According to my dictionaries, 着数 zhāoshù means:

  1. a move (as in chess, Go etc)
  2. same as 招数 zhāoshù: "movement in martial arts or on stage; trick, plot, scheme, device"

There's also a 着数 with the reading zhuóshǔ, but it looks like a rare and obsolete term. Please correct me if I'm wrong.

I wonder if 着数 is used or known in modern Mandarin (or any other variety of Chinese) in the first sense. In the dictionary, I see a citation for it from the old literature, but I struggle to find modern examples for the "chess move" sense.

And as far as I can see, the much more common form for the "trick" sense is 招数, is that correct?

4 Answers 4


You are right, The 2nd meaning zhuóshǔ is an obsolete term.

着数 is a very common word, you can find it in chess writings, though 招 is also used, they are interchangeable in this context.

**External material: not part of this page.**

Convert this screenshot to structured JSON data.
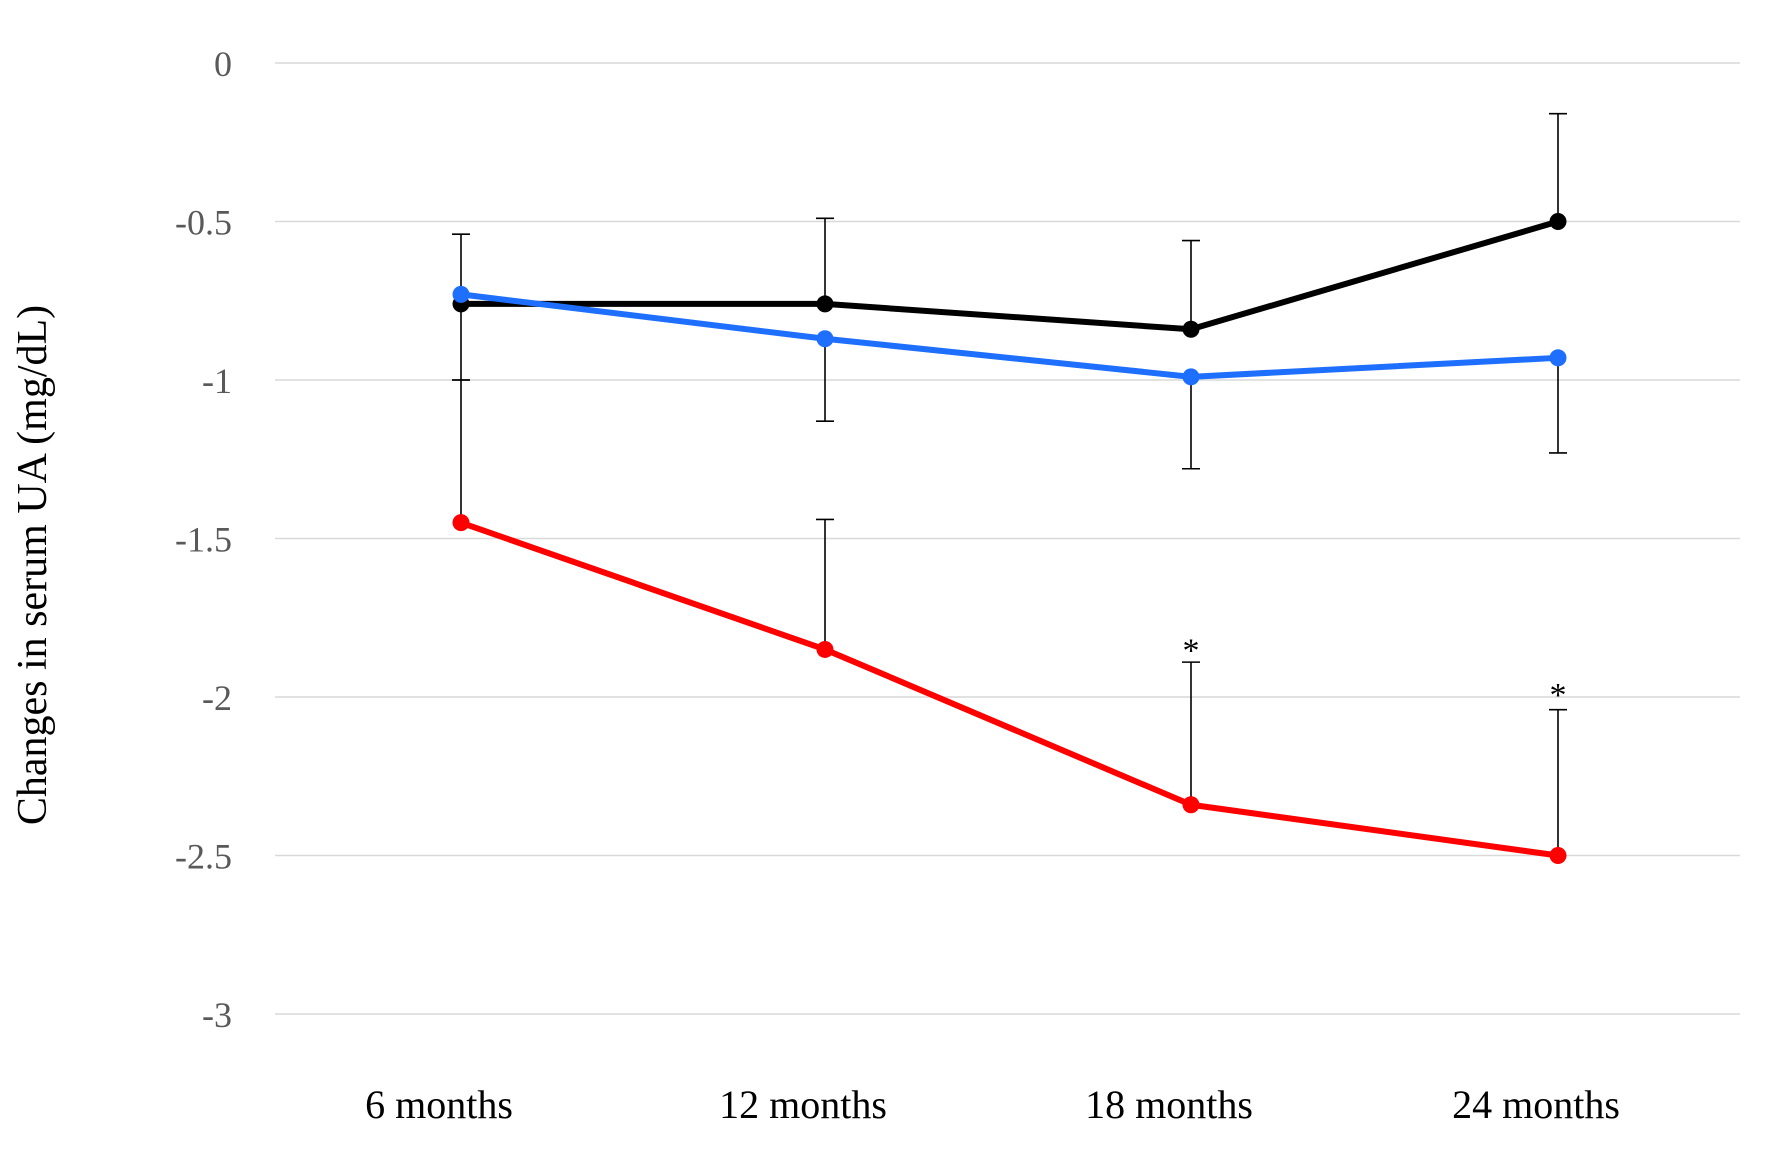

招数 has a wider range of use than 着数, you can use 招 to replace 着 in the chess context. In other contexts, 招 is more common. e.g. 接招, 妙招


着 has the meaning of 计策,办法, also, it means 放(put, place) and 落(fall, drop) in chess - to place a chessman or make a move (下棋时下一子或走一步).

  • 該你着棋了 - It's your turn (to play)/ It's your move.

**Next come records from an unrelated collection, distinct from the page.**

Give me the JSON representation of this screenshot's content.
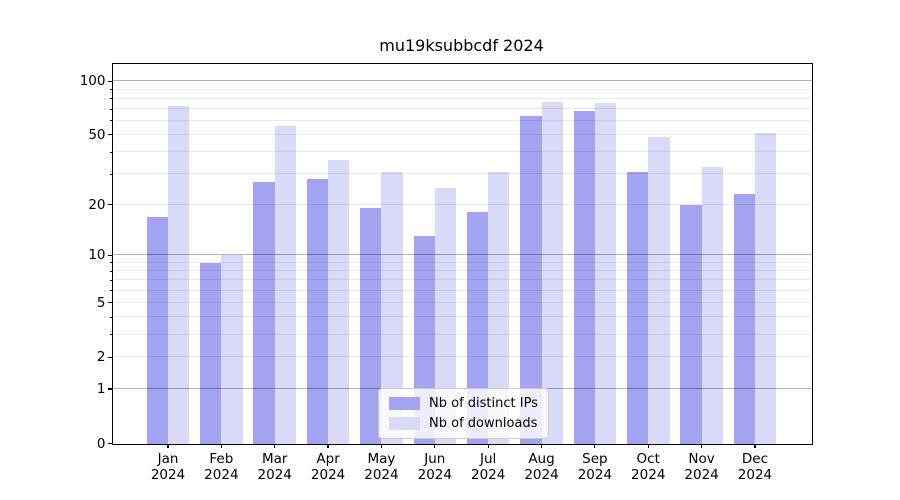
{
  "title": "mu19ksubbcdf 2024",
  "legend": {
    "items": [
      {
        "label": "Nb of distinct IPs",
        "key": "ips"
      },
      {
        "label": "Nb of downloads",
        "key": "downloads"
      }
    ]
  },
  "colors": {
    "ips": "#a3a3f0",
    "downloads": "#d9d9f8",
    "grid_major": "rgba(0,0,0,0.30)",
    "grid_minor": "rgba(0,0,0,0.085)",
    "axis": "#000000",
    "legend_border": "#cccccc"
  },
  "chart_data": {
    "type": "bar",
    "title": "mu19ksubbcdf 2024",
    "categories": [
      "Jan 2024",
      "Feb 2024",
      "Mar 2024",
      "Apr 2024",
      "May 2024",
      "Jun 2024",
      "Jul 2024",
      "Aug 2024",
      "Sep 2024",
      "Oct 2024",
      "Nov 2024",
      "Dec 2024"
    ],
    "series": [
      {
        "name": "Nb of distinct IPs",
        "color": "#a3a3f0",
        "values": [
          17,
          9,
          27,
          28,
          19,
          13,
          18,
          64,
          68,
          31,
          20,
          23
        ]
      },
      {
        "name": "Nb of downloads",
        "color": "#d9d9f8",
        "values": [
          73,
          10,
          56,
          36,
          31,
          25,
          31,
          77,
          76,
          49,
          33,
          51
        ]
      }
    ],
    "xlabel": "",
    "ylabel": "",
    "yscale": "log1p",
    "ylim": [
      0,
      125
    ],
    "yticks": [
      0,
      1,
      2,
      5,
      10,
      20,
      50,
      100
    ],
    "yticks_minor": [
      3,
      4,
      6,
      7,
      8,
      9,
      30,
      40,
      60,
      70,
      80,
      90
    ],
    "yticks_major_lines": [
      1,
      10,
      100
    ],
    "grid": true,
    "legend_position": "lower center"
  }
}
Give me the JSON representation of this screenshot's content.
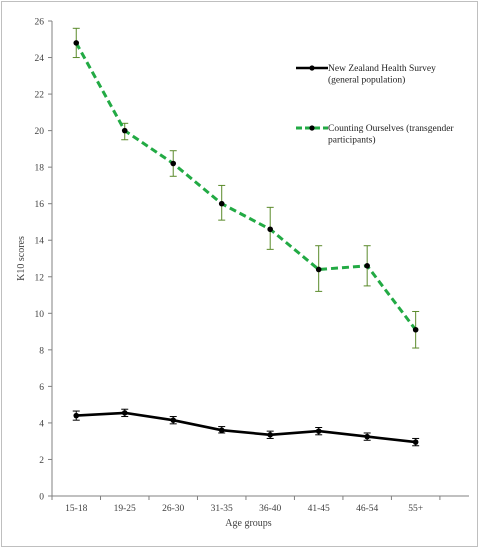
{
  "chart_data": {
    "type": "line",
    "title": "",
    "xlabel": "Age groups",
    "ylabel": "K10 scores",
    "ylim": [
      0,
      26
    ],
    "yticks": [
      0,
      2,
      4,
      6,
      8,
      10,
      12,
      14,
      16,
      18,
      20,
      22,
      24,
      26
    ],
    "categories": [
      "15-18",
      "19-25",
      "26-30",
      "31-35",
      "36-40",
      "41-45",
      "46-54",
      "55+"
    ],
    "grid": false,
    "legend_position": "top-right",
    "series": [
      {
        "name": "New Zealand Health Survey (general population)",
        "legend_lines": [
          "New Zealand Health Survey",
          "(general population)"
        ],
        "color": "#000000",
        "dash": "solid",
        "values": [
          4.4,
          4.55,
          4.15,
          3.6,
          3.35,
          3.55,
          3.25,
          2.95
        ],
        "err_low": [
          4.15,
          4.35,
          3.95,
          3.45,
          3.15,
          3.35,
          3.05,
          2.75
        ],
        "err_high": [
          4.65,
          4.75,
          4.35,
          3.8,
          3.55,
          3.75,
          3.45,
          3.15
        ]
      },
      {
        "name": "Counting Ourselves (transgender participants)",
        "legend_lines": [
          "Counting Ourselves (transgender",
          "participants)"
        ],
        "color": "#22aa44",
        "dash": "dashed",
        "values": [
          24.8,
          20.0,
          18.2,
          16.0,
          14.6,
          12.4,
          12.6,
          9.1
        ],
        "err_low": [
          24.0,
          19.5,
          17.5,
          15.1,
          13.5,
          11.2,
          11.5,
          8.1
        ],
        "err_high": [
          25.6,
          20.4,
          18.9,
          17.0,
          15.8,
          13.7,
          13.7,
          10.1
        ]
      }
    ]
  }
}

  • 這是一着好棋 - It's a good/excellent move.

Note, 招 can't replace 着 in the examples above, and in my opinion, 招数 (the movements/way of motions in martial art) is close but not the same as 着数 (method and tactics of playing chess).

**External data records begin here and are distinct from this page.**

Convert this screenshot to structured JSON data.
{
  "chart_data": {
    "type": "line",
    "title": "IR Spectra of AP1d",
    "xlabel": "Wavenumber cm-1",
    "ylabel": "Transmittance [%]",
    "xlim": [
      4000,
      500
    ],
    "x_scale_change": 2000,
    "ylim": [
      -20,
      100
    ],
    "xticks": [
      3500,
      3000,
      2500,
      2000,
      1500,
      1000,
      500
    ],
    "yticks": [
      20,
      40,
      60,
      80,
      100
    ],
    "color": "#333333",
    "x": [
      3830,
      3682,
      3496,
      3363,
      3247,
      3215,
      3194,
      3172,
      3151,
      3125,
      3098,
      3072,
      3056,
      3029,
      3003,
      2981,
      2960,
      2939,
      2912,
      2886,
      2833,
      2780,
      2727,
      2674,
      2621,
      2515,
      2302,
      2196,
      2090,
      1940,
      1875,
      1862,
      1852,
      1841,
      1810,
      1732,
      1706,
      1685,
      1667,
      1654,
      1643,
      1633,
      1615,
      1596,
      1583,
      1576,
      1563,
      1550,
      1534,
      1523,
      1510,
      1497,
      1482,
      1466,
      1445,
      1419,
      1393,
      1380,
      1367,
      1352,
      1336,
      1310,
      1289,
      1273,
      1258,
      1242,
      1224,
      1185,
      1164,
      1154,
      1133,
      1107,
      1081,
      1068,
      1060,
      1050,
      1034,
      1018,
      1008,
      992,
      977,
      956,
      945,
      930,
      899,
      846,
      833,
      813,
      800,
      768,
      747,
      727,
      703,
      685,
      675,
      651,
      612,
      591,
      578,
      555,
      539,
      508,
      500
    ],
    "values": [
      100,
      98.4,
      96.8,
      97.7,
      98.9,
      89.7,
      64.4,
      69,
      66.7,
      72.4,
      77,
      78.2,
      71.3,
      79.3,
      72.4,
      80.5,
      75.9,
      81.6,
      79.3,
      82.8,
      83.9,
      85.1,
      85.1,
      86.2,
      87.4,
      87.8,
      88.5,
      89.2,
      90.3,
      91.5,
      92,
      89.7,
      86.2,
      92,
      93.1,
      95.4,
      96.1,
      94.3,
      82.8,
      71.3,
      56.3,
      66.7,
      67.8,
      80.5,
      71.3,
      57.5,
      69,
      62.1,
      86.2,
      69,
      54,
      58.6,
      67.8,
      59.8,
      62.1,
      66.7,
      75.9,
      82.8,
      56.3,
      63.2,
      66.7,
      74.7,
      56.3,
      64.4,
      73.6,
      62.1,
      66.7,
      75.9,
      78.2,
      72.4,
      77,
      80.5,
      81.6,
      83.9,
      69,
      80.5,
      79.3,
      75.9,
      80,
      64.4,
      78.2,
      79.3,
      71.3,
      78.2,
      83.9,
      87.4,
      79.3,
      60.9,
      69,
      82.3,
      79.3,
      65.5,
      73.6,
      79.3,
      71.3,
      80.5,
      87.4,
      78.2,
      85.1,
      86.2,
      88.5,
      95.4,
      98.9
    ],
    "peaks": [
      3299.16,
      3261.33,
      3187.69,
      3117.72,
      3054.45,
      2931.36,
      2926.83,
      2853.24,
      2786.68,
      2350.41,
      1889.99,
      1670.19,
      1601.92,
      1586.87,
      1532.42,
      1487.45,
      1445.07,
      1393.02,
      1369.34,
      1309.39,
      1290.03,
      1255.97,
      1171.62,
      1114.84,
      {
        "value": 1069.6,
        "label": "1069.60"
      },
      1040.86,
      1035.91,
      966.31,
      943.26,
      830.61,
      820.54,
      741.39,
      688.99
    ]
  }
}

Yes, you're right. 着数 is rarely used in modern Chinese, and 招数 is commonly used for "trick".


Question 1: Is 着数 still used or known in modern Chinese?

Yes. It is not obsolete.

Question 2: Is 着数 the same as 招数? (movement in martial arts, trick)

Yes. In the 现代汉语词典 by 商务出版社 (2012), under 着数, it says 着数 同 招数, and under 招数, it says 招数 同 着数。